PONTO DE VISTA DO BATISTA
Políticos renegados em todo
o mundo
A político de vergonha na
cara, o que não é muito comum, o resultado de recente pesquisa,
conduzida pelo Instituto Gallup, junto a jovens entre 16 e 19 anos
deve ter tirado o sono ou, no mínimo, lhe dado o que pensar sobre o
status moral da classe aos olhos da sociedade. O assunto é sério,
preocupante e merece reflexão, pois se trata da avaliação de círculo
abrangente da sociedade, integrado por todos os que detêm poder,
aspiram ou disputam cargo eletivo, ou exercem influência, ainda que
indireta, nos destinos políticos do município, do estado ou da
nação. Na compreensão dos que preservam a ética e levam em
consideração a opinião pública a respeito de seus atos, não se trata
apenas da projeção do seu futuro como político porque, para a
sociedade como um todo, muito maiores são as conseqüências
determinadas por seu comportamento. O que consta da opinião dos
pesquisados com relação à classe política põe em dúvida todo o
arcabouço em que se assentam partidos, processo eleitoral e
administração pública. Importante salientar que a pesquisa
empreendida não se constituiu em estudo isolado do que ocorre no
Brasil, o que por si só já teria demonstrado o profundo fosso entre
a imagem mostrada por políticos e o que pensa deles o jovem cidadão.

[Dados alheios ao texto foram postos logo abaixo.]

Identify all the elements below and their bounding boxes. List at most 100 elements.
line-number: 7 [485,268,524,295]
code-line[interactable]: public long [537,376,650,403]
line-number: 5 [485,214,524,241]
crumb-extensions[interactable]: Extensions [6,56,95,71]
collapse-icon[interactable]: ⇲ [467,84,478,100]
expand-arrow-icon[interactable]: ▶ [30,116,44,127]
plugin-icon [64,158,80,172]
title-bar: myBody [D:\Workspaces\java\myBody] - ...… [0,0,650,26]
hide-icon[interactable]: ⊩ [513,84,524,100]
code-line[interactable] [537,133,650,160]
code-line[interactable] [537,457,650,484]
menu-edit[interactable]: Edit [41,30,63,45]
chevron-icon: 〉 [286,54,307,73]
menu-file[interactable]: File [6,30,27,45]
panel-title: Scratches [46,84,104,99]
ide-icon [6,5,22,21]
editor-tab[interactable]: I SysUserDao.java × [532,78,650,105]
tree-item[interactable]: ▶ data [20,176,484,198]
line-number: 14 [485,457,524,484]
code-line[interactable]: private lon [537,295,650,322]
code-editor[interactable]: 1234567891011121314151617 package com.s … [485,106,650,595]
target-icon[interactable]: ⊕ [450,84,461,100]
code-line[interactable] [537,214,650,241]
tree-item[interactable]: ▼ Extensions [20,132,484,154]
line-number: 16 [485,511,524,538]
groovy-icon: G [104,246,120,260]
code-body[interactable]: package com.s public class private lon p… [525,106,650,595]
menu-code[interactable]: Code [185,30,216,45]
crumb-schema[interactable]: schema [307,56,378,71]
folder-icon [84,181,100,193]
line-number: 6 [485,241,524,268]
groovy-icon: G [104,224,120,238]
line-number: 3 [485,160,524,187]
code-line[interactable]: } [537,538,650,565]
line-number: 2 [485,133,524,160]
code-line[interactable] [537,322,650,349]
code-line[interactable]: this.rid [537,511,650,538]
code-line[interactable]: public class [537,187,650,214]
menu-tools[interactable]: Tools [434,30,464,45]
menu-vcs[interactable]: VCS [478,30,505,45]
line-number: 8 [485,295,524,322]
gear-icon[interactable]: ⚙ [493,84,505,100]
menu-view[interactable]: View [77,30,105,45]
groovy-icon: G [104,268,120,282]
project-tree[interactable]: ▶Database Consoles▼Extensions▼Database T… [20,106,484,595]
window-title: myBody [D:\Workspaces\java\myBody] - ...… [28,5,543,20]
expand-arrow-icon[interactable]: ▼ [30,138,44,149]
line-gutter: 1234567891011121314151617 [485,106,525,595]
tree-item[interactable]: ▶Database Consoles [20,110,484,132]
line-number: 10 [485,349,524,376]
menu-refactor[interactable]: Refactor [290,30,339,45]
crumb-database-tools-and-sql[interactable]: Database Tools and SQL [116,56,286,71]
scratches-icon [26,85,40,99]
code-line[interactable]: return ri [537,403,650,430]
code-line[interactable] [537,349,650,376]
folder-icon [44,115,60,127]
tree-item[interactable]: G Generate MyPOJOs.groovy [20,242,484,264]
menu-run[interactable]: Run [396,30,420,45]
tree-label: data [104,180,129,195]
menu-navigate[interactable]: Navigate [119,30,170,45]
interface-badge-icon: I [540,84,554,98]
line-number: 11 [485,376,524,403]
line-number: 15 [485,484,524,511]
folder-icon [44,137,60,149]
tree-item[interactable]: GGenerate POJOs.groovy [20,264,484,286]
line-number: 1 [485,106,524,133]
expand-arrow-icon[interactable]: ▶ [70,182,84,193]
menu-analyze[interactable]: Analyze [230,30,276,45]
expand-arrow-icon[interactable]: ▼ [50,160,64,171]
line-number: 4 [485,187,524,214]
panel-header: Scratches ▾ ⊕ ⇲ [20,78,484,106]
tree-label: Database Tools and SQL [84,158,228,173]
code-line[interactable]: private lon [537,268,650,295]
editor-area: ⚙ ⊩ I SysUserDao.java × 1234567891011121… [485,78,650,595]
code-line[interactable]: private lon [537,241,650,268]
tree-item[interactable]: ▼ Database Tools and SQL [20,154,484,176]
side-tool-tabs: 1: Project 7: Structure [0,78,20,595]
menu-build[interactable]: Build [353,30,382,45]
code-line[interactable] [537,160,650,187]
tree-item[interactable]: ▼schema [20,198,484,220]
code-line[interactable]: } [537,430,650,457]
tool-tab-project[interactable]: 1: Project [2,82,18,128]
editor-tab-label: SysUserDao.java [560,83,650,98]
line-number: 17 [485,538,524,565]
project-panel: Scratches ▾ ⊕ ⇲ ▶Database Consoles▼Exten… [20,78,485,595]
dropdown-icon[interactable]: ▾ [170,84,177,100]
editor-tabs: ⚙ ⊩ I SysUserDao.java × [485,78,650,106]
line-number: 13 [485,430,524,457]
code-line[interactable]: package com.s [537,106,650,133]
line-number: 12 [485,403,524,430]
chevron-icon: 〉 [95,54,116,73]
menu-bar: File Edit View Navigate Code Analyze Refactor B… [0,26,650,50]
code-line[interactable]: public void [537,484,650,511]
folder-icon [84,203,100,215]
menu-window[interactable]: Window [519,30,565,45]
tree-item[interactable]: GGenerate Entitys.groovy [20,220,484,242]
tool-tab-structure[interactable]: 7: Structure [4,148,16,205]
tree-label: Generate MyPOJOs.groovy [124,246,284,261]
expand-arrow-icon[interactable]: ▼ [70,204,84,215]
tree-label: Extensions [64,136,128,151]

O trabalho de avaliação do grau de confiabilidade dos cidadãos nos
políticos se estendeu a todas as partes do chamado mundo
democrático.
Conduzida pelo Instituto
Gallup sob encomenda do Fórum Econômico Mundial, e realizada no
Brasil pela InterScience Ciêntia e Tecnologia, com endereço em São
Paulo, a pesquisa ouviu cinqüenta mil pessoas em diversos países. A
Europa é onde os políticos são vistos com os melhores olhos, pois de
acordo com pesquisa, apenas quarenta e seis por cento consideram os
políticos desonestos, o que, convenhamos, não é nada lisonjeiro. Na
América do Norte esse número sobe para cinqüenta por cento. Daí para
o restante do mundo é o abismo! Na Índia e Paquistão, o índice de
desconfiança em relação aos políticos é de oitenta e quatro por
cento, na África, a média cai para oitenta e dois. Mas onde o índice
se mostra mais alto é na América Latina com oitenta e sete por
cento. E o Brasil, com o índice de oitenta e nove por cento, puxa a
fila dos que consideram os políticos desonestos. Em cada grupo de
dez jovens brasileiros, só um confia em políticos, e, entre adultos,
a pesquisa aponta queda para oitenta por cento de desconfiança, o
que não é de se estranhar, pois políticos podem estar entre os
pesquisados. Os números são pesados e tendentes ao crescimento,
considerando-se os fatos degradantes que assumem proporções
alarmantes e ganham mais espaço na mídia.
Ligados, porém sem nenhuma
fidelidade, a partidos que, no caso do Brasil, são dominados por
pequenos grupos e nada representam da vontade da sociedade cidadã,
os políticos respondem primeiramente aos interesses partidários
ditados pela cúpula, ficando os interesses coletivos sob a
dependência de mais tempo e oportunidade. Na verdade o que se chama
de democracia, no Brasil, é uma ditadura de partidos, ora uns ora
outros, mediante conchavos entre seus "donos". E num sistema desses,
é óbvio, ninguém pode confiar. O político só ganharia a confiança do
povo num sistema em que, desaparecidos todos os partidos, a
sociedade organizada decidisse sobre seu próprio destino e, ele, o
líder político, surgisse e crescesse naturalmente no torvelinho das
discussões de idéias, da busca de melhores opções para o
desenvolvimento e condições de vida. Ao contrário, eleito e
verificada sua incompatibilidade com o cargo, o povo teria o direito
de destituí-lo, do mesmo modo, por intermédio das urnas.